Evet, Türkiye hakikaten son yıllarda büyük bir ekonomik çıkmaza girdi. Sayın Cumhurbaşkanımız dün elinde bir seccadeyle "14 Mayısta şükür namazı kılacağım." diyor. İnşallah, o şükür namazını 14 Mayısta kılmayı biz de hayal ediyoruz. Öyle bir şükür namazı olacak ki milyonlarca EYT'linin "Çözdük." dediğiniz ama çözümsüzlüğe ulaştırdığınız sorunlarını çözmek için şükür namazı olacak. Şükür namazı kılacağız, bu memlekette 5'li çeteye -5'li çetedeki Mehmet'e- 418 milyar doları teslim ettiğinizin karşılığında hesap sormanın şükür namazını kılacağız. Kaybolan 128 milyar doların hesabını sormak için biz de şükür namazı kılacağız. Kocasının şirketinden görev yaptığı bakanlığa çürük malzeme satanlardan hesap sormak için şükür namazına hazırlanıyoruz. Ama bunlara hazırlanırken, bunları söylerken de bir dile dikkat etmeliyiz. Dil her geçen gün sertleşiyor, her geçen gün çok ağır hakaretlere dönüşüyor. Bu dille sadece kardeşi kardeşe düşman etmekten öteye gitmeyiz. Bu sert dil, sert üslup 85 milyonun Cumhurbaşkanına yakışmıyor: "Be ahlaksızlar!" "Be namussuzlar!" "Be edepsizler!" "Sürtük!" "Çapulcu!" Bu ülkenin insanları bunu hak etmiyor. Bu ülkenin Cumhurbaşkanı, 85 milyonun Cumhurbaşkanı olmalı ve ona göre dilini kullanmalı.

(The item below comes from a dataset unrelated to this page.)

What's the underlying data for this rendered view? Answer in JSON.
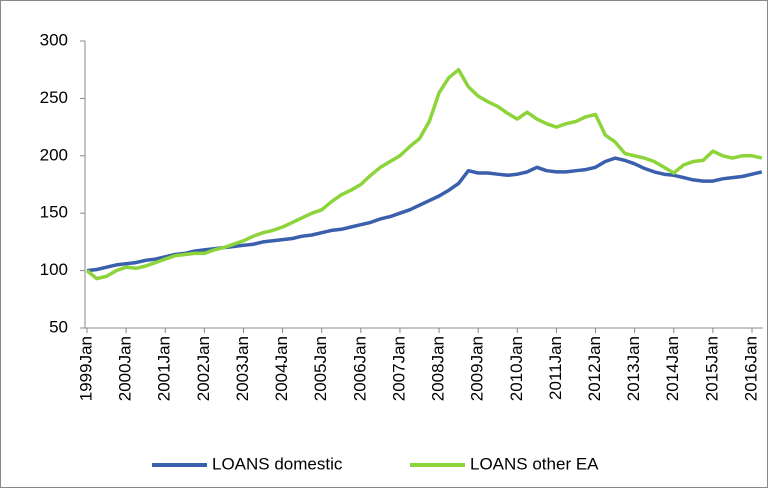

Deprem bölgesine Gültekin Uysal'la beraber Demokrat Parti olarak 4 defa gittik; Sayın Cumhurbaşkanı "Sirk cambazları, siz kaç defa gittiniz?" diyor. Neyi yarıştırıyoruz? "Siz oralarda ne yaptınız?" diyor. Neyi yarıştırıyoruz? Hayır hasenatı mı yarıştıracağız? Veren elin alan eli görmemesi gerektiğini söylüyor ama cenaze evinde harçlık dağıtıyor millete, çocukların kafasına oyuncak fırlatıyor. Veren el alan eli görmemiş mi oluyor böylece? Neyin siyasetini yapıyoruz? Derdimiz, depremde ölen insanların konteynerlerinin, çadırlarının daha güzel olması, orada çocukların okullara devam etmesi olması gerekirken, maalesef, biz öyle bir dille birbirimize hitap ediyoruz ki âdeta milyonlar bizi üzülerek seyrediyor.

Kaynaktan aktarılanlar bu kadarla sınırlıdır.